Microcapsules’ effects on oxidative stress levels showed significant antioxidant activities only by NM30D microcapsules after cholic acid incorporation, and these positive effects were consistent with effects on cell survival (Fig. 2). This suggests a correlation between antioxidant effects and cell viability and functions, at the hyperglycaemic state, and these effects are formulation-dependent as they were not observed by RL30D and RS30D microcapsules without or with addition of cholic acid. The effects of Eudragit polymers on cell biology have been explored in the literature. Pandey et al. investigated using Eudragit S100 in nanoparticles for the sustained release delivery of the anticancer drug, capecitabine. The authors have shown that the nanoparticles were taken intracellularly by HT 29 adenocarcinoma cells, without causing significant cytotoxic or apoptotic effects of the Eudragit polymers at normoglycemic state, which is consistent with results in Fig. 2 (Pandey et al., 2016). Moreover, Abdel-Wahhab et al. investigated the cellular uptake of Eudragit RL nanoparticles by THP-1 human monocytic cells, and the nanoparticles’ hematological and erthrocytic effects, in rats. The authors have shown that the nanoparticles caused significant hematological disturbances in platelets, red blood cell and white blood cells, but were comparable with control, which suggests variable biological effects of Eudragit polymers depending on formulation and the delivery systems deployed (Abdel-Wahhab et al., 2014). This is consistent with our findings (Fig. 2) showing similar cell survival rate at normoglycemic state, regardless of formulation used, but reduction in cell survival at the hyperglycaemic state, due to potential glucotoxicity, which was ameliorated by NM30D-cholic acid microcapsules (Fig. 3).

Fig. 2

Surface features, and physicochemical characteristics of F1-F6. Data are mean ± standard error of the mean, n = 3.

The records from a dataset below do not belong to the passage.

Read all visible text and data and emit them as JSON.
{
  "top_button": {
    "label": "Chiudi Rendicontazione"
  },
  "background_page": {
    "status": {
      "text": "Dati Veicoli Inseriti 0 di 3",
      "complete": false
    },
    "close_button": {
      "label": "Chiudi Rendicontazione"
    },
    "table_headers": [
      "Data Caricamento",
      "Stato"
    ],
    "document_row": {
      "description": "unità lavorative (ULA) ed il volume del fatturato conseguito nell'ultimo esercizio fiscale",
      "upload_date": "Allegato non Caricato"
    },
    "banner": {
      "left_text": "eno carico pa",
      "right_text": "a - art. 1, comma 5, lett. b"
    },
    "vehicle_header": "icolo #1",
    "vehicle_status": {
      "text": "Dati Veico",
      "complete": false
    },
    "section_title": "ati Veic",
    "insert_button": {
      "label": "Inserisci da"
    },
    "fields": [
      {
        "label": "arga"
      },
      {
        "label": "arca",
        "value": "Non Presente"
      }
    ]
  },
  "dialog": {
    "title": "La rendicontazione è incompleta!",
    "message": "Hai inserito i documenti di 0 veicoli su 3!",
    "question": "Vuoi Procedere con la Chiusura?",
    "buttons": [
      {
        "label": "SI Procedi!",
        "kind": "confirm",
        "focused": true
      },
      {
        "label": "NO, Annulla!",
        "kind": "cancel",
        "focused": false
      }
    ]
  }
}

Accordingly, results of this study illustrate the effects of co-encapsulation of three Eudragit polymers (NM, RL and RS – 30D) on delivery of the drug probucol, without or with the un-metabolised bile acid cholic acid. Results show formation of regular oval microcapsules with improved electrokinetic, thermal and physical stability being brought about by incorporation of the un-metabolised primary bile acid (Fig. 2). Results also show that probucol release patterns are improved by Eudragit incorporation, and oxidative stress in β-cells was minimized and cell viability was maximized by NM30D-cholic acid incorporation into the probucol microcapsules, which suggests potential beneficial biological effects of the microcapsules on probucol delivery and biological effects, on β-cells, in vivo. The results are limited by the fact that one bile acid concentration and one cell type were examined rather than all bile acids (there are >100 types) over wide range of concentrations (e.g. 5 concentrations per bile acid) in multiple cell types (e.g. 5 or 6). Future studies need to explore oral applications of the NM30D-cholic acid microcapsules in probucol delivery and applications in diseases, such as diabetes mellitus.

Declaration of Competing Interest

Al-Salami H has been and is currently receiving funding from Beijing Nat-Med Biotechnology Co. Ltd.